Dread Judges – It’s Totally Not Cool That Nine Robed Elders Run America
American politics is a lot like baseball in that basically nothing happens for long, long stretches of time. There are occasional flurries of action, however, when the Supreme Court announces decisions on the major cases that have been brought before it. In the past couple of weeks, the court has ruled, among other things, that “naturally occurring” human genes can’t be patented; that the federal government has to recognize same-sex marriages, though states don’t necessarily have to allow gays to marry; that refusing to answer questions from the cops can get you in trouble; that the University of Texas needs to reconsider its affirmative-action policies; and that the section of the Voting Rights Act that mandates some states to get permission from the federal government before changing their voting laws is outdated.
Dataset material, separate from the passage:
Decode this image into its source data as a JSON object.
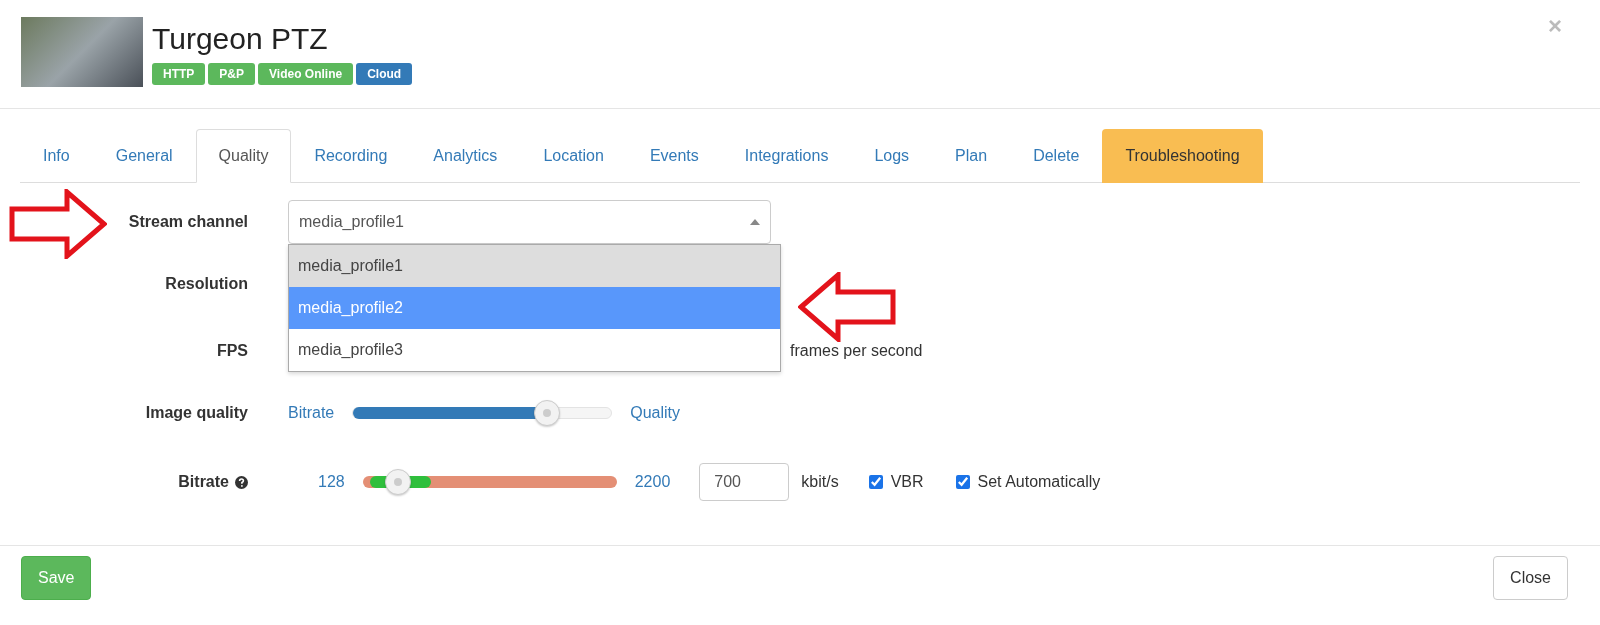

All of those are potentially far-reaching decisions, and they were made by a panel of unelected judges who have their jobs for life. You can call the US a democracy if you like, but really, most of the important policy choices are made by a council of elders.
The vague idea most of us have about the Supreme Court is that it exists to determine whether laws are constitutional or not. In the words of Chief Justice John Roberts during his nomination hearings, a judge’s job is to “call balls and strikes.” The assumption is that the Constitution has a clear meaning and that applying that meaning to individual statues is just a matter of thinking and studying really, really hard.